화학공학소재연구정보센터
Langmuir, Vol.26, No.15, 12523-12533, 2010
Thermodynamic Characterization of Acacia Gum-beta-Lactoglobulin Complex Coacervation
The interactions of beta-lactoglobulin (BLG) with total acacia gum (TAG) in aqueous solutions have been investigated at pH 4.2 and 25 degrees C. Isothermal titration calorimetry (ITC) has been used to determine the type and magnitude of the energies involved in the complexation process of TAG to BLG. Dynamic light scattering (DLS), electrophoretic mobility (mu(E)), turbidity measurements (tau), and optical microscopy were used as complementary methods on the titration mode to better understand the sum of complicated phenomena at the origin of thermodynamic behavior.
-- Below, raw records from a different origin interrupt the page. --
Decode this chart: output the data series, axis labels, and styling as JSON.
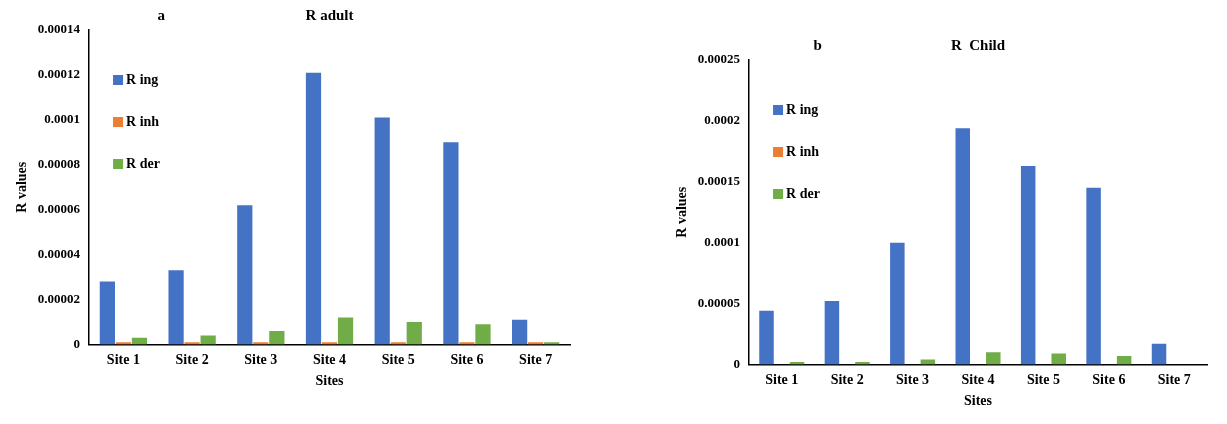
{
  "chart_data": [
    {
      "type": "bar",
      "title": "R adult",
      "annotations": [
        "a"
      ],
      "xlabel": "Sites",
      "ylabel": "R values",
      "categories": [
        "Site 1",
        "Site 2",
        "Site 3",
        "Site 4",
        "Site 5",
        "Site 6",
        "Site 7"
      ],
      "series": [
        {
          "name": "R ing",
          "color": "#4472c4",
          "values": [
            2.8e-05,
            3.3e-05,
            6.2e-05,
            0.000121,
            0.000101,
            9e-05,
            1.1e-05
          ]
        },
        {
          "name": "R inh",
          "color": "#ed7d31",
          "values": [
            1e-06,
            1e-06,
            1e-06,
            1e-06,
            1e-06,
            1e-06,
            1e-06
          ]
        },
        {
          "name": "R der",
          "color": "#70ad47",
          "values": [
            3e-06,
            4e-06,
            6e-06,
            1.2e-05,
            1e-05,
            9e-06,
            1e-06
          ]
        }
      ],
      "ylim": [
        0,
        0.00014
      ],
      "yticks": [
        0,
        {
          "value": 2e-05,
          "label": "0.00002"
        },
        {
          "value": 4e-05,
          "label": "0.00004"
        },
        {
          "value": 6e-05,
          "label": "0.00006"
        },
        {
          "value": 8e-05,
          "label": "0.00008"
        },
        0.0001,
        0.00012,
        0.00014
      ],
      "grid": false,
      "legend": "top left"
    },
    {
      "type": "bar",
      "title": "R  Child",
      "annotations": [
        "b"
      ],
      "xlabel": "Sites",
      "ylabel": "R values",
      "categories": [
        "Site 1",
        "Site 2",
        "Site 3",
        "Site 4",
        "Site 5",
        "Site 6",
        "Site 7"
      ],
      "series": [
        {
          "name": "R ing",
          "color": "#4472c4",
          "values": [
            4.4e-05,
            5.2e-05,
            0.0001,
            0.000194,
            0.000163,
            0.000145,
            1.7e-05
          ]
        },
        {
          "name": "R inh",
          "color": "#ed7d31",
          "values": [
            0,
            0,
            0,
            0,
            0,
            0,
            0
          ]
        },
        {
          "name": "R der",
          "color": "#70ad47",
          "values": [
            2e-06,
            2e-06,
            4e-06,
            1e-05,
            9e-06,
            7e-06,
            null
          ]
        }
      ],
      "ylim": [
        0,
        0.00025
      ],
      "yticks": [
        0,
        {
          "value": 5e-05,
          "label": "0.00005"
        },
        0.0001,
        0.00015,
        0.0002,
        0.00025
      ],
      "grid": false,
      "legend": "top left"
    }
  ]
}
Two different binding steps were detected. Thermodynamic parameters indicate a first exothermic step with an association constant K-al of (48.4 +/- 3.6) x 10(7) M-1 that appeared to be mostly enthalpy-driven. A positive heat capacity change was obtained corresponding at the signature for electrostatic interactions. The second binding step, 45 times less affinity (K-a2 = (1.1 +/- 0.1) x 10(7) M-1), was largely endothermic and more entropy-driven with a negative value of heat capacity change, indicative of a hydrophobic contribution to the binding process. The population distribution of the different species in solution and their sizes were determined through DLS. Dispersion turbidity of particles markedly increased and reached a maximum at a 0.015 TAG/BLG molar ratio. Largely more numerous coacervates appeared at this molar ratio (0.015) and two different kinds of morphologies were noticed for the large coacervates. Above the TAG/BLG molar ratio of 0.015, dispersions turbidity decreased, which might be due to an excess of negative charges onto particles as revealed by electrophoretic mobility measurements. The results presented in this study should provide information about the thermodynamic mechanisms of TAG/BLG binding processes and will facilitate the application of the formed supramolecular assemblies as functional ingredients in food and nonfood systems.